French Ambassador Jean-Pierre Thibault told the National Press Club that France feels cheated by Australia’s submarine deal because they have entrusted Australia with a vital element of their national security.
Thibault, speaking to the press club, on Monday noted that the scale of what has been done in Australia has not yet happened in France.
“The extent and sensitivity of what France has committed to convey has never been done before,” Thibault said.
“When you agree to transfer technology to your own national defense capability, which are vital elements of your national deterrent force, you are entrusting your partner with a vital element of your own national security. There can be no stronger sign of confidence. “
The ambassador also noted that given the high-level joint communiqué agreed by the two countries just weeks before the announcement of AUKUS, the central role of the future submarine program is underlined.
Quoting Prime Minister Scott Morrison himself, Thibault said: “The deception was deliberate … the way it was dealt with was clearly a stab in the back.”
The ambassador also suggested that France could provide Australia with underwater nuclear technology, but Paris never asked.
“Since March 2020, the Australian government has never consulted with us at any level and at any time on the possible nuclear option or the benefits of a nuclear power plant,” he said.
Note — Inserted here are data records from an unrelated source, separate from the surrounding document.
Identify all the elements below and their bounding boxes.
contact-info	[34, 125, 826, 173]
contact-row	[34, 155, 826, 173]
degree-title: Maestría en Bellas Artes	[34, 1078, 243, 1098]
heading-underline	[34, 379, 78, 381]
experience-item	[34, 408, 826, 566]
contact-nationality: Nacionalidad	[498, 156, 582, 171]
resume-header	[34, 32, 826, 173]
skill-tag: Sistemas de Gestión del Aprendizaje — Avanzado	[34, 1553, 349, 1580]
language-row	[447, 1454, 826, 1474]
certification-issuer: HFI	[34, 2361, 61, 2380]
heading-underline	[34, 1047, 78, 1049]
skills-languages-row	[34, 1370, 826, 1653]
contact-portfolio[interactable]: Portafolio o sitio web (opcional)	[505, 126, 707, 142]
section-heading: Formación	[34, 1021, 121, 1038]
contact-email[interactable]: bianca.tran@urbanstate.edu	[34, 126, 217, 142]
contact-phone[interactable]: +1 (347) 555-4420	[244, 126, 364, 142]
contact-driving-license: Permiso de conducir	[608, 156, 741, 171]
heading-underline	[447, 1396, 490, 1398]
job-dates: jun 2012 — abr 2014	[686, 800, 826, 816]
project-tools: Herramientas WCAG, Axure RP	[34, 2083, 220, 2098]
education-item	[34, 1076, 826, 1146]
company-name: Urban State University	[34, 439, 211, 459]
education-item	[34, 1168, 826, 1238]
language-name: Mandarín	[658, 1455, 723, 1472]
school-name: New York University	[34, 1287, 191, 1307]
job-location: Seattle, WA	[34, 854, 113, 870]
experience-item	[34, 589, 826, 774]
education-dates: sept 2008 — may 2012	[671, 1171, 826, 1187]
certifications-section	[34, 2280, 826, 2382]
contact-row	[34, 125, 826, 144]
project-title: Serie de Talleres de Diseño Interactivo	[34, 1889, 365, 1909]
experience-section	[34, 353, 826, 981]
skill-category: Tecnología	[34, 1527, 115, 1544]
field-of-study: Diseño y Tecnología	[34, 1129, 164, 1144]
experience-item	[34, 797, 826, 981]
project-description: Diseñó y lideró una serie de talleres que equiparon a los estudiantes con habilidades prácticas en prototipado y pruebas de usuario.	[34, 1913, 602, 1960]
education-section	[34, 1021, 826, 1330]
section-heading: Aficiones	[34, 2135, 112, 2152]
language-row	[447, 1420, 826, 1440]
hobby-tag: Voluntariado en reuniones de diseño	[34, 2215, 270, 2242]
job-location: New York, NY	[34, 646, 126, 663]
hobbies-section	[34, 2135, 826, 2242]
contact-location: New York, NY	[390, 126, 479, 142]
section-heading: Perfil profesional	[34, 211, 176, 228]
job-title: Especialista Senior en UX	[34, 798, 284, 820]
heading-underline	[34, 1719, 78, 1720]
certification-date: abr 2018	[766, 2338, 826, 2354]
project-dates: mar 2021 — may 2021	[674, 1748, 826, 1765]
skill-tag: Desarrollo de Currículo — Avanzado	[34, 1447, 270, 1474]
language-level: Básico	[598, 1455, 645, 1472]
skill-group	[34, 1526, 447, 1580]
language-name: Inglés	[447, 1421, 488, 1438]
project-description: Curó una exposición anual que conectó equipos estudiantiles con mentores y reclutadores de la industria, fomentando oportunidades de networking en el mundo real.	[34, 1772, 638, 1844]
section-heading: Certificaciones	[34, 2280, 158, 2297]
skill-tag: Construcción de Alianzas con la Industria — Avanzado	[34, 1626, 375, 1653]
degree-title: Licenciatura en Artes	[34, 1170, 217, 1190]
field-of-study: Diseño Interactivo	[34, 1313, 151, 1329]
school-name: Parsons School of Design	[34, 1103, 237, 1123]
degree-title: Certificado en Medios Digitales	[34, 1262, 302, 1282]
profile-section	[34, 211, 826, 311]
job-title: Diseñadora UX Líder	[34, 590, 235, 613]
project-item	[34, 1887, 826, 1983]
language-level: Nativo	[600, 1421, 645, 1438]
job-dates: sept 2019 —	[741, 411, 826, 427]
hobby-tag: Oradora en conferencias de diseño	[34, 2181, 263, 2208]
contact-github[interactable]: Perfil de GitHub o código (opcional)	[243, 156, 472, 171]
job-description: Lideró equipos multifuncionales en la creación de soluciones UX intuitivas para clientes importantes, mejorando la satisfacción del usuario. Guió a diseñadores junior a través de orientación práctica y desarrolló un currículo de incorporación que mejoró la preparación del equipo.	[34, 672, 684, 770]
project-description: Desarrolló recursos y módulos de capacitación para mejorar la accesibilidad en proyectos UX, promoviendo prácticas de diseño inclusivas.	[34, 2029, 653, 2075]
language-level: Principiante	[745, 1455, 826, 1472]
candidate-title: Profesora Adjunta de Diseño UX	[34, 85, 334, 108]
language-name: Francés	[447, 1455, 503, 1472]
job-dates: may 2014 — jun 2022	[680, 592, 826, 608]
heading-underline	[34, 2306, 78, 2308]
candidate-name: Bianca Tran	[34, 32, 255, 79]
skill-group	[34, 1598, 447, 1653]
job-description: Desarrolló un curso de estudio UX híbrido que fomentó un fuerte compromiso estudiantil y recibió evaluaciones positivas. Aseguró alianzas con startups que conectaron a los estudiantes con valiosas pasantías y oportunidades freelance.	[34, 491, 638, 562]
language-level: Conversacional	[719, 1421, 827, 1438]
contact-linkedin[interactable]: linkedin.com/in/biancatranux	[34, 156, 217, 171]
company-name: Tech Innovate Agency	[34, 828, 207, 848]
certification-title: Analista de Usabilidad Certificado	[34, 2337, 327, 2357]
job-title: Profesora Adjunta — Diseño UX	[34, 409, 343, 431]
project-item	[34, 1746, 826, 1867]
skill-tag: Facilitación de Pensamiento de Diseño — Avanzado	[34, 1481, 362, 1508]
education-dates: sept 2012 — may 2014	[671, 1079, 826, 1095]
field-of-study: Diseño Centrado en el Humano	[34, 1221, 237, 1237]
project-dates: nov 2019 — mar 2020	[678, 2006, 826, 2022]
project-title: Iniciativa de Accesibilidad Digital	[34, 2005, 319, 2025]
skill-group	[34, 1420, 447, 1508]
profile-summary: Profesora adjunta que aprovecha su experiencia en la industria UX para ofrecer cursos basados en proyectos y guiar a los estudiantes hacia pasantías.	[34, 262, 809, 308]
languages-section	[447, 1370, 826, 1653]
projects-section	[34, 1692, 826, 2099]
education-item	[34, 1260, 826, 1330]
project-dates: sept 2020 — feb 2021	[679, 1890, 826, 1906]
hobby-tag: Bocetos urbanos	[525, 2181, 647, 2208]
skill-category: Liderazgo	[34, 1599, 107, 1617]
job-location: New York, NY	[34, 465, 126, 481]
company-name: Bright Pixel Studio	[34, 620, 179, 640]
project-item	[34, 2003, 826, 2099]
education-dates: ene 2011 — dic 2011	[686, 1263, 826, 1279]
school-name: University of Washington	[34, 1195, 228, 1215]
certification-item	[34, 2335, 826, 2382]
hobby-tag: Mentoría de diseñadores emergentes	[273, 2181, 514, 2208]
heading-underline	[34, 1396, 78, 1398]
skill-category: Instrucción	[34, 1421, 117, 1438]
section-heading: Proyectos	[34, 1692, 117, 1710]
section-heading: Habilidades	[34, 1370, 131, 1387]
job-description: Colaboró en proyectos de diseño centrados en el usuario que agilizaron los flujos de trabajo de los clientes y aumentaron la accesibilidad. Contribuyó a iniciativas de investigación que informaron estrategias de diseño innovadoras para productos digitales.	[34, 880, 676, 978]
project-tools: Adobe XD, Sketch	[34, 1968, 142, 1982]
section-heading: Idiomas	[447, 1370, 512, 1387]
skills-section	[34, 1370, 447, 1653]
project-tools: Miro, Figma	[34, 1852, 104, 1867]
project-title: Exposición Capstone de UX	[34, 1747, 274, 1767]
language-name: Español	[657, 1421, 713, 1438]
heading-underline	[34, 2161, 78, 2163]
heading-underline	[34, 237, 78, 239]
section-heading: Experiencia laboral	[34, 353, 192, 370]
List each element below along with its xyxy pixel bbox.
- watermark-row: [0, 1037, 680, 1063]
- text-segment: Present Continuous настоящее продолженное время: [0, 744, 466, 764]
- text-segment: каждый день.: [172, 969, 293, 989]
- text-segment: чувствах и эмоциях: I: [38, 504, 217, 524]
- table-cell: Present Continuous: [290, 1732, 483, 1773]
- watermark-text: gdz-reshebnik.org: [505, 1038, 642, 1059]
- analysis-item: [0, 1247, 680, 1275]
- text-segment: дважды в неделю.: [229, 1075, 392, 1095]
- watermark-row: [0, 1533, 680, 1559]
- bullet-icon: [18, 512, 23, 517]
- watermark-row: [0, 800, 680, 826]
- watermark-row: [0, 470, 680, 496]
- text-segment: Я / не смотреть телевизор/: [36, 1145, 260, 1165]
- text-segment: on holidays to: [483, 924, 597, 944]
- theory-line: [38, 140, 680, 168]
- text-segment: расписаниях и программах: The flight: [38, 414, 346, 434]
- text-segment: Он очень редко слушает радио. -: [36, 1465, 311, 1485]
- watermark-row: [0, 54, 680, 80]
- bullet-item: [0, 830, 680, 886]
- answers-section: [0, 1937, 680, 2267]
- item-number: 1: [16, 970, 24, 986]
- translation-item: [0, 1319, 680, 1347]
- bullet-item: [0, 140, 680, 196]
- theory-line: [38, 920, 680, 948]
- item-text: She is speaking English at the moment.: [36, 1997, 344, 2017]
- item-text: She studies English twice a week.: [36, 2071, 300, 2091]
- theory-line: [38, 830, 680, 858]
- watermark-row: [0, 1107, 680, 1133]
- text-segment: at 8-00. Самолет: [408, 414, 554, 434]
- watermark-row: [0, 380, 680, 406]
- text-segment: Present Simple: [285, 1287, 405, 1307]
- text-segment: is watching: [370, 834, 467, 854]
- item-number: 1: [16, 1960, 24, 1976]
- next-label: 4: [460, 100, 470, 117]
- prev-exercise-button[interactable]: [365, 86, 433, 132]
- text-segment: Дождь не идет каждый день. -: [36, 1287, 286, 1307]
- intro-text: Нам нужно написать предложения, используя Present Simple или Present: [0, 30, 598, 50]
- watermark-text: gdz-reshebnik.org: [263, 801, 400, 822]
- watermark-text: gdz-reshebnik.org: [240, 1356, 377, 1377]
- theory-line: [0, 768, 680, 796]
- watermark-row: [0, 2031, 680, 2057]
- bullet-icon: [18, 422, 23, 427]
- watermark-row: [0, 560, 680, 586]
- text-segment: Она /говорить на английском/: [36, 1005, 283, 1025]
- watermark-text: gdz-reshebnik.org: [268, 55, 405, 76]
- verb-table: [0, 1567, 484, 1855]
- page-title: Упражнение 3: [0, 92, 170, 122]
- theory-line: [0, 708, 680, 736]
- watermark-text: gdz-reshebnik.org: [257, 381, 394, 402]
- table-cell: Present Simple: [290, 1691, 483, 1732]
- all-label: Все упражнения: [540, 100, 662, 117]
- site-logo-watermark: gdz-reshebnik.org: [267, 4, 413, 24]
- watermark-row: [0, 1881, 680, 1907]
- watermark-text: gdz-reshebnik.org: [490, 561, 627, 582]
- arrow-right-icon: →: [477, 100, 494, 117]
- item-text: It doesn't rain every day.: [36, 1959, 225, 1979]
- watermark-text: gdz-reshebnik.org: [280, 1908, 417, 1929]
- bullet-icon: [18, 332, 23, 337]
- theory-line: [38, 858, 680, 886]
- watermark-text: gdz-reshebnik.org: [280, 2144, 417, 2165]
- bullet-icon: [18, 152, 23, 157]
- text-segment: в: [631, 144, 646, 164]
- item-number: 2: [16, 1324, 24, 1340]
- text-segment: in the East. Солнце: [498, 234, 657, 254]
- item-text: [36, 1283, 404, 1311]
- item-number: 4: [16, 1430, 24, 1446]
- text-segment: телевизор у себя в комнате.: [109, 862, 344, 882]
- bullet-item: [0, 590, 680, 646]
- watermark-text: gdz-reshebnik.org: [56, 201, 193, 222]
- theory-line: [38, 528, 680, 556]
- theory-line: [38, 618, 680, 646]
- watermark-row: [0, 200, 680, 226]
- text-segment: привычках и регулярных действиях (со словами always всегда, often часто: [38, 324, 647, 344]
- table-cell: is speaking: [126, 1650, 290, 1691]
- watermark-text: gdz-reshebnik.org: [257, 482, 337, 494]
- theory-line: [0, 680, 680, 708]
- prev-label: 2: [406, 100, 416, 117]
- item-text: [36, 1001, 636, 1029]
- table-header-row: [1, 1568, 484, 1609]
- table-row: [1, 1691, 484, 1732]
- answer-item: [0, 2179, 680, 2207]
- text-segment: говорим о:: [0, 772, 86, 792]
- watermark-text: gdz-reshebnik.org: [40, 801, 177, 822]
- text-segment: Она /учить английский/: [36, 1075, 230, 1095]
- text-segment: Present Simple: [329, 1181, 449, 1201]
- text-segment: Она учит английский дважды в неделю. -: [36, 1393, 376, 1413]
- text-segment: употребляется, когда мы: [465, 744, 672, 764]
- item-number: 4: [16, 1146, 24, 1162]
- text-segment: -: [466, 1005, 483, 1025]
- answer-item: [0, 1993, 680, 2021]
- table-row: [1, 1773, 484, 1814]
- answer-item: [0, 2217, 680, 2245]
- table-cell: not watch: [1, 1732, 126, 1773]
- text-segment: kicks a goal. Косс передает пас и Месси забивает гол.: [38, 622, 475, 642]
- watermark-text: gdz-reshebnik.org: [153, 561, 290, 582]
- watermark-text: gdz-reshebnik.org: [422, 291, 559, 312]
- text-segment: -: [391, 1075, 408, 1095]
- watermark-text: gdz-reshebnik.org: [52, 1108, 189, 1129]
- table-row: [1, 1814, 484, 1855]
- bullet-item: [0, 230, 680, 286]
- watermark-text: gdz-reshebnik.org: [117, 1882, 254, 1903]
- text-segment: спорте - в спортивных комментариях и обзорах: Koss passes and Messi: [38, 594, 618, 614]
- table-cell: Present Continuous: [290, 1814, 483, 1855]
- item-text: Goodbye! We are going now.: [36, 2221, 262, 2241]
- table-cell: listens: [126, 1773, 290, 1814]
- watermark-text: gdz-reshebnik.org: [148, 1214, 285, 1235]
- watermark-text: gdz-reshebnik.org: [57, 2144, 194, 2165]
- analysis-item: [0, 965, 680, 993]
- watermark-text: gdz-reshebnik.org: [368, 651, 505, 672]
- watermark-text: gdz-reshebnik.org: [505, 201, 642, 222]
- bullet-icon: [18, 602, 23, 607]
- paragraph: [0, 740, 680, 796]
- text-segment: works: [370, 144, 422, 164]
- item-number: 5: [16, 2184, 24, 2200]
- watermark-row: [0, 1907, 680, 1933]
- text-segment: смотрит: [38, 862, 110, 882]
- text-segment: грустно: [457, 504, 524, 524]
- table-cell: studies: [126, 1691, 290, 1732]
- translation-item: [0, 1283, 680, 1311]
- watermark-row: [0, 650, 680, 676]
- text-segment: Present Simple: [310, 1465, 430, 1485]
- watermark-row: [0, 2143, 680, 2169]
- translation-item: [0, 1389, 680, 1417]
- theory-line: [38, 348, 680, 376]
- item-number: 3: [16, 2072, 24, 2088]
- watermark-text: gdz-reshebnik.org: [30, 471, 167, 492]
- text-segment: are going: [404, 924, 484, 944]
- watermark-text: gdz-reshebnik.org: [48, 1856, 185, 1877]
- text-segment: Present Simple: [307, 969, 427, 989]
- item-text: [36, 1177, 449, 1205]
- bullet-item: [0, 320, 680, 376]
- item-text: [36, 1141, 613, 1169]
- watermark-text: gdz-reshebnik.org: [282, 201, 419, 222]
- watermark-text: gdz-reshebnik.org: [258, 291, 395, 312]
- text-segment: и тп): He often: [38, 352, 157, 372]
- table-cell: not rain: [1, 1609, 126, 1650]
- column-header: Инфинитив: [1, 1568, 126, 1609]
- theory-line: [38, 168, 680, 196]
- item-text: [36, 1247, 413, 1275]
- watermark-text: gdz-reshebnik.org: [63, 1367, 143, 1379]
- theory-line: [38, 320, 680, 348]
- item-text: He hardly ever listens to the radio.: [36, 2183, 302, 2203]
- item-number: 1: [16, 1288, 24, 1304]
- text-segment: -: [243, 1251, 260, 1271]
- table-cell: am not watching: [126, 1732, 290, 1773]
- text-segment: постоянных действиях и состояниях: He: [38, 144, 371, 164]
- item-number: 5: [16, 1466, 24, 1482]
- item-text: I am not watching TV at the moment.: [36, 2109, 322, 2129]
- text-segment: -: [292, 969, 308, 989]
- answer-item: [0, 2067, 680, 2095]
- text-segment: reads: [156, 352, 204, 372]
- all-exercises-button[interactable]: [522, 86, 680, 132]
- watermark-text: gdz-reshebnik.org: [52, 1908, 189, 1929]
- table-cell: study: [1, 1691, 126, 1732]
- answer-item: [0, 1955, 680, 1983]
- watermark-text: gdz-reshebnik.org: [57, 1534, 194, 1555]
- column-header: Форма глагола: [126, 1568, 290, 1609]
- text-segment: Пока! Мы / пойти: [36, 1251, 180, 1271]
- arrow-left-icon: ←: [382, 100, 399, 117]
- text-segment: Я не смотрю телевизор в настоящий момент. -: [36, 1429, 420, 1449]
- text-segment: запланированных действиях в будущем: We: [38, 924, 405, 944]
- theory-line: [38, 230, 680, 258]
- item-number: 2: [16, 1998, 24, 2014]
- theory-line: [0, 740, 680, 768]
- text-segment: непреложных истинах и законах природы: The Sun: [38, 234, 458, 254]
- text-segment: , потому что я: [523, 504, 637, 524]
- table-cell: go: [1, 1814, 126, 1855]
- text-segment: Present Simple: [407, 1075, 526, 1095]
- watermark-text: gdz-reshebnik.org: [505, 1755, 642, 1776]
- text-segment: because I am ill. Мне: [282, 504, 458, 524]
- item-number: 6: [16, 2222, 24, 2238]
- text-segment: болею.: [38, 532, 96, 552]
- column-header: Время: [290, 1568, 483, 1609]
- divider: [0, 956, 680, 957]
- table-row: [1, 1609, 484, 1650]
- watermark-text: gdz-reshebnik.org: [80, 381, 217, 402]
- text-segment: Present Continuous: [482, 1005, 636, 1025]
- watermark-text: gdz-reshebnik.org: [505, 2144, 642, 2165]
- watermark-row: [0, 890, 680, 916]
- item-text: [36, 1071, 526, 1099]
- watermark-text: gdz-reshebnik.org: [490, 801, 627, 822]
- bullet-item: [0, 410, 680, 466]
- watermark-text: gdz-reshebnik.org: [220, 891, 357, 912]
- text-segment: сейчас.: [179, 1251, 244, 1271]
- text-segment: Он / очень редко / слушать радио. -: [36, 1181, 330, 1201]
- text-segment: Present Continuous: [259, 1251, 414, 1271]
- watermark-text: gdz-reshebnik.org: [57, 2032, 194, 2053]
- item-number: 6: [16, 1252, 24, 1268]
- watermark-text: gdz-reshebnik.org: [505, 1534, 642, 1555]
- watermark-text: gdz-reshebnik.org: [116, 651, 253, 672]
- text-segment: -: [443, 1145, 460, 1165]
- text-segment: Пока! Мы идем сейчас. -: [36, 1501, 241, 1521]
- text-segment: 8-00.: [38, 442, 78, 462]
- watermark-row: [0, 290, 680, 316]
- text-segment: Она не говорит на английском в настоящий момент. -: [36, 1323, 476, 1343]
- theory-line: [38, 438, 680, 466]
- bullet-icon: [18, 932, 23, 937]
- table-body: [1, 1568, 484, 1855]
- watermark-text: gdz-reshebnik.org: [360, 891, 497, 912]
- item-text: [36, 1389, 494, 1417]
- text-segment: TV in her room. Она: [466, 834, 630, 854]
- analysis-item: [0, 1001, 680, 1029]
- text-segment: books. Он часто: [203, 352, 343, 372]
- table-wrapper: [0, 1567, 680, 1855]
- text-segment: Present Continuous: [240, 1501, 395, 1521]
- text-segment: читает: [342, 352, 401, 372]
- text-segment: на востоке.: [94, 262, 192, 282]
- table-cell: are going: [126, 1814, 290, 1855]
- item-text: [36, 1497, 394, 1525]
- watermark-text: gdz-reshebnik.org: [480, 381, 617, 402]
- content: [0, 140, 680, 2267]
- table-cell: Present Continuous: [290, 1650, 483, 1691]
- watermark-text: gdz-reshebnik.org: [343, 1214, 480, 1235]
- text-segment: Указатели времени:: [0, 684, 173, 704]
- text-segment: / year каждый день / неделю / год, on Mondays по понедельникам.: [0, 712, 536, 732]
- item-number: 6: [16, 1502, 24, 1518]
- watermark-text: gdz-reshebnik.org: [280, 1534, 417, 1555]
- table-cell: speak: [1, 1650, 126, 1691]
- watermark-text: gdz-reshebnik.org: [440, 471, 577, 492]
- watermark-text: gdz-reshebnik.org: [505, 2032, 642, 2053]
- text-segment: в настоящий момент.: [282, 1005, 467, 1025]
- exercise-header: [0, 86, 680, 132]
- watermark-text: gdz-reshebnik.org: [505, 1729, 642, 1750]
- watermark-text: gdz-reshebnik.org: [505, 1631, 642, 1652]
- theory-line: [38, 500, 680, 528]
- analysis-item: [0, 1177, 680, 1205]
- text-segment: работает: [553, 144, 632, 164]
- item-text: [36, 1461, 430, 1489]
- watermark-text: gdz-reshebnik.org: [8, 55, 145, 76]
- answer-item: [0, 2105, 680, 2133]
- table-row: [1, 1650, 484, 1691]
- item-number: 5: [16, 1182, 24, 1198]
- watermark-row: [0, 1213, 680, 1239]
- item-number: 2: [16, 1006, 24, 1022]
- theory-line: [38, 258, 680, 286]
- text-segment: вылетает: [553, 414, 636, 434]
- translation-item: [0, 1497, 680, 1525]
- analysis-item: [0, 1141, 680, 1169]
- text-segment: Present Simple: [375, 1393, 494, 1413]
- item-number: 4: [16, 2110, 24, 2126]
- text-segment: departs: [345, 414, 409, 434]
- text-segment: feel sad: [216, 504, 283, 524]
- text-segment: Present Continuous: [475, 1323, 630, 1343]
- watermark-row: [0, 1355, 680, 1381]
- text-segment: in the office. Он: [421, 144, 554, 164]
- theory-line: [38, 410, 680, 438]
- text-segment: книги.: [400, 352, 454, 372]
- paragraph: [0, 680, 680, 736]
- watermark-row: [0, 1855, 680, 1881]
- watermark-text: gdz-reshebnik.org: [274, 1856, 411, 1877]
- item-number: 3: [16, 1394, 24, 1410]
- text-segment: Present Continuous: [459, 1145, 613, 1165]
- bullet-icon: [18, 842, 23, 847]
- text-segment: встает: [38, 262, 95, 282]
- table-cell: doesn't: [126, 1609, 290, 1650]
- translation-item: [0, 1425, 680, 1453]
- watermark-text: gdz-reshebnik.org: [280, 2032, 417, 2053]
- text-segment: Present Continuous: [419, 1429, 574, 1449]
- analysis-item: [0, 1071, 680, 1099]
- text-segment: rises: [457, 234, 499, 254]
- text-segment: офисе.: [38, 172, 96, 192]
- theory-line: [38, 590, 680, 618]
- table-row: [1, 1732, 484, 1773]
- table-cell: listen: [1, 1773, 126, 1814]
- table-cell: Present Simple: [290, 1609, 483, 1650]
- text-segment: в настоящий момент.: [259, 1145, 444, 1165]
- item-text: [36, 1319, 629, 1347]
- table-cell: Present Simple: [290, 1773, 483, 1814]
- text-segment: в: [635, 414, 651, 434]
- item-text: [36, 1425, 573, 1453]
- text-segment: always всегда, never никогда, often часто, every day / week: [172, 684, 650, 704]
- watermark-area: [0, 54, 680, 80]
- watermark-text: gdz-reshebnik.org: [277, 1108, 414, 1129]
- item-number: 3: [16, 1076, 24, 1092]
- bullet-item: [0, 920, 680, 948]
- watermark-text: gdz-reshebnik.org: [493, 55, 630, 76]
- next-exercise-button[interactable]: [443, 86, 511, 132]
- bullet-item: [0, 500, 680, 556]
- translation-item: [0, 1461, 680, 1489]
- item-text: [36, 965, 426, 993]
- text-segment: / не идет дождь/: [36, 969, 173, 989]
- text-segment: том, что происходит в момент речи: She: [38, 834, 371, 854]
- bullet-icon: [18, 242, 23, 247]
The Ambassador’s comments did not resonate with the Morrison government, as Defense Secretary Peter Dutton said Thursday that it is time for France to “move on” and “accept that we have made a decision that our country is making. best interests. “
“No one since Scott Morrison will apologize for this,” he said.
Dutton also accused the French government of “posturing” ahead of next year’s presidential elections.
“The French have upcoming elections in April; you understand all this posturing, ”Dutton told 2GB radio. “The Chinese Communist Party has taken a certain course and we must work together to bring peace and stability to our region.”
“Any surge in this regard, any anxiety, insult, frankly, should be put aside so that we can focus on a larger issue, namely, that we defend and defend our country,” he said.
However, the French Ambassador explicitly gave Australia the opportunity to amend.
But he insists the ball is on the Australian court.
“The Australian government needs to tell us what they mean when they say they are sincere,” Thibault said.